In my recent post, regarding the two homes in Saugus, I mentioned that both homes did not have any Mello Roos. The question was asked to me, “…What are Mello Roos?” Forgetting that readers across the country may not know what this is, I did not take the time to explain.
Mello Roos are special assement taxes, usually found in newer neighborhoods. Where I live, Santa Clarita, they are very common, largely because there is a significant amount of new housing here. In the San Fernando Valley, they don’t exist, because The Valley is already established with neighborhoods such as Studio City, Sherman Oaks and North Hollywood.
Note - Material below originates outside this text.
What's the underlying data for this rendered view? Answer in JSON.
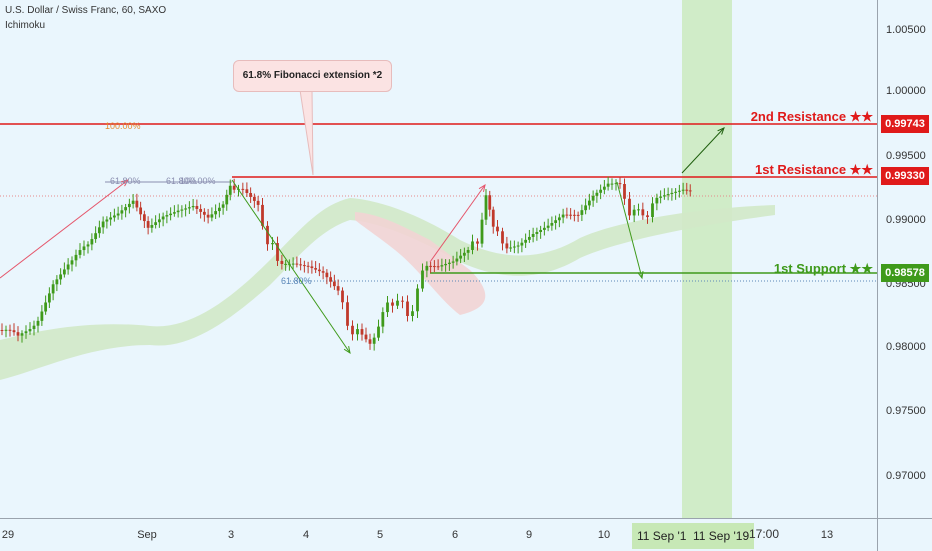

In California, Prop 13 dictates, property taxes are based on 1% of the purchase price of your home. Then each county charges their own additional tax to be tagged on to that 1%. In Los Angeles County that roughly works out to be ¼ % extra. However, if you are shopping for a new house in Valencia or Westridge (both neighborhoods in Santa Clarita), a Mello Roos tax is added on to the 1.25%. The Mello Roos is usually a school and/or police bond that the builder did not pay off and is passing that cost onto the homebuyer. That bond usually lasts for about 20-30 years, or until it are paid off. For example, a large luxury newer home in the master planned community, Tesoro del Velle, will cost approx. $950,000. The base property tax, plus the Mello Roos works out to be about 1.7%, that equals to about $16,000 per year.
Now historically, it has been proven in areas with a Mello Roos tax, these neighborhoods are most desirable. They have the lowest crime rate and the best schools. Santa Clarita is not the only city that has them. Many cities in Orange County, San Diego and Palm Springs have Mello Roos. No one likes to pay them, but they produce good quality neighborhoods.